4 Ocak 2012 Çarşamba

Ada Balık

31.12.2011

Yazı ayrı, kışı ayrı bir güzeldir Ada'nın, nam-ı diğer ''Fethi'nin Yeri''. Alaçatı'nın şatafatına, Çeşme'nin sıradanlığına 20 dakika yakınlıkta ama dünyalar kadar da uzak bir yer. Bir huzur mabedi adeta. Tam anlamıyla salaş bir rakı balık mekanı, ve biraz tanınıp meşhur olunca özünden uzaklaşan pahalanan yerlerden değil.

Yazın gün batımına yakın gidiyoruz ilk, rüzgara açık koyda dalgalarla oynaştıktan sonra duş almaya çıkarken masaları kurmaya başlıyorlar sahile.



Neredeyse denizin içindeki masamıza kurulup rakımızla kavuşurken güneş bizim için batıyor, deniz bizi kendine çağırıyordu sanki. Ayaklarımızı yalayan dalgalar her gelişlerinde mutluluğumuzu geri verip, gidişlerinde mavi mavi geri alan bir yalnızlık şarkısı söylerken, olabildiğine esen rüzgar bile keyfimizi bozamıyordu. Mezelerin, rakının ve dalgaların aşkının en ilahi yaşandığı yerlerden biridir Ada. Akşamın kızıllığında pembeye dönen bulutlar ve aşk var havada. Sevgi ve güzelliğin bulaşıcı olduğu, insanın gözüne herşeyin hoş göründüğü sihirli bir mekan burası. Yemekleri ya da temizliği, servisi filan ne övmek ne de yermek aklınızdan bile geçmeyecek inanın. Hele bir de sevdiğiniz yanınızdaysa 'ölüp burada kalalım' dediren yerlerden biri bizim gözümüzde.



Kışı da ayrı bir güzel demiştik ya, onu da görmeniz lazım. Çeşme ve çevresine uzun zamandır görülmemiş şiddette, silecekler yetişmediği için araba kullanamayacak kadar yoğun bir yağmur yağarken, kısmen toprak olup şimdi göle dönüşmüş yolu göze alan birkaç keyifçi var akşamın erken saatlerinde.
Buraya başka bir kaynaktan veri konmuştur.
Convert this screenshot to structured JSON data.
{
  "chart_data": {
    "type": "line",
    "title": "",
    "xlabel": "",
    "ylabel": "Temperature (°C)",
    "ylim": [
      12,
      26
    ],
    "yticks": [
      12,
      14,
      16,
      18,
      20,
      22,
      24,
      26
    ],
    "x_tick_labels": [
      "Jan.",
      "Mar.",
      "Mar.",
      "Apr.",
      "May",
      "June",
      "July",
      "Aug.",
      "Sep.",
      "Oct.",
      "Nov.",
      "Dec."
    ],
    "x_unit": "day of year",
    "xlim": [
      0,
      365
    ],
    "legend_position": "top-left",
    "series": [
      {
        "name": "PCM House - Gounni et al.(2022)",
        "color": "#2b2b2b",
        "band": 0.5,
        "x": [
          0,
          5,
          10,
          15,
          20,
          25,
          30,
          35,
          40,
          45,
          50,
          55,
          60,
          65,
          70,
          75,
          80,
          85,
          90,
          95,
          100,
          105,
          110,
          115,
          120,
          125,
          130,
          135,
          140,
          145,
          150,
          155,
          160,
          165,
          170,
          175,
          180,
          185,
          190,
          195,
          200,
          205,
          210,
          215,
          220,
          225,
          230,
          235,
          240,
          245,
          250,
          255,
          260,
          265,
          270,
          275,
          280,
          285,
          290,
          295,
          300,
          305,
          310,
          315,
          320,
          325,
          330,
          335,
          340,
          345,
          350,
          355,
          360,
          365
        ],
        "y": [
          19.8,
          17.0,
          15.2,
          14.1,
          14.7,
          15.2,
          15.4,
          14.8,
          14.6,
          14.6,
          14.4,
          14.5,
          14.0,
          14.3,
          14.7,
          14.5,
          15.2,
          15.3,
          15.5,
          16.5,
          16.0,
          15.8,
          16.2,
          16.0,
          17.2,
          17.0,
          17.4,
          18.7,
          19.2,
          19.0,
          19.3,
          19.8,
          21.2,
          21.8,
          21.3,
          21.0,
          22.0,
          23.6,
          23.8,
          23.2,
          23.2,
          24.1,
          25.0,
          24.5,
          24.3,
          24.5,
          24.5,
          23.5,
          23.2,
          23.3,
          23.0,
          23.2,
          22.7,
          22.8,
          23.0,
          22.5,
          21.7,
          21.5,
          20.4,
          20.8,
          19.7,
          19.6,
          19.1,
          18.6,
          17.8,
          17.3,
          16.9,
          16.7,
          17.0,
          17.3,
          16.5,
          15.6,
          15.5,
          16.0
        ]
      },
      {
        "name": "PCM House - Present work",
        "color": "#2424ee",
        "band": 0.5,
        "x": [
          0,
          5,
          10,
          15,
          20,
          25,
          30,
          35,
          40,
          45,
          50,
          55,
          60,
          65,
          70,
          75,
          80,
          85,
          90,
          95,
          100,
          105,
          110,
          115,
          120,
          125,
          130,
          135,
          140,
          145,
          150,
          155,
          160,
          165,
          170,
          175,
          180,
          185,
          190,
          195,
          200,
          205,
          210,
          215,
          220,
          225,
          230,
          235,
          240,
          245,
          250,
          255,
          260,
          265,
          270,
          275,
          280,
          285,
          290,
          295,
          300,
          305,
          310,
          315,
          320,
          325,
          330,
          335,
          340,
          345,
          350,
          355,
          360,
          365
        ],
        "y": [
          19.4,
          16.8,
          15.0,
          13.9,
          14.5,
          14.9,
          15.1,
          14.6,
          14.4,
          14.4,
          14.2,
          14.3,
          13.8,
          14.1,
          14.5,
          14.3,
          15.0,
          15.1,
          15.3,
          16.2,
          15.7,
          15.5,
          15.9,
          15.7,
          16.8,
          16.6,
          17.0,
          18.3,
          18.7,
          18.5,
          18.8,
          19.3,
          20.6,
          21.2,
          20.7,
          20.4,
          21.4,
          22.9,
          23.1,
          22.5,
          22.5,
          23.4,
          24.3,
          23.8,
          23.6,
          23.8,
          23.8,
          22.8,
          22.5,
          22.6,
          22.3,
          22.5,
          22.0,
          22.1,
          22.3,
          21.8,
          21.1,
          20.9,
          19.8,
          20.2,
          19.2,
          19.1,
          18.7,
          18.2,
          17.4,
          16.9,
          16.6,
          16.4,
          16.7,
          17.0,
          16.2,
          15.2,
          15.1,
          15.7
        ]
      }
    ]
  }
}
Plajdaki mahzun masalar ve denizin rengi yazdan çok uzak ama ruha aynı yakınlıkta, başka bir yerden dokunuyor sadece bu sefer. Ortada yanan sobanın ayrı bir keyif kattığı bir rakı sofrasından bir sonrakine gitmek üzere kalkarken sadece ''umarım hep burada ve hep böyle kalır'' demek geliyor insanın içinden. 


''A wind has blown the rain away and blown the sky away and all the leaves away, and the trees stand. I think, I too, have known autumn too long''.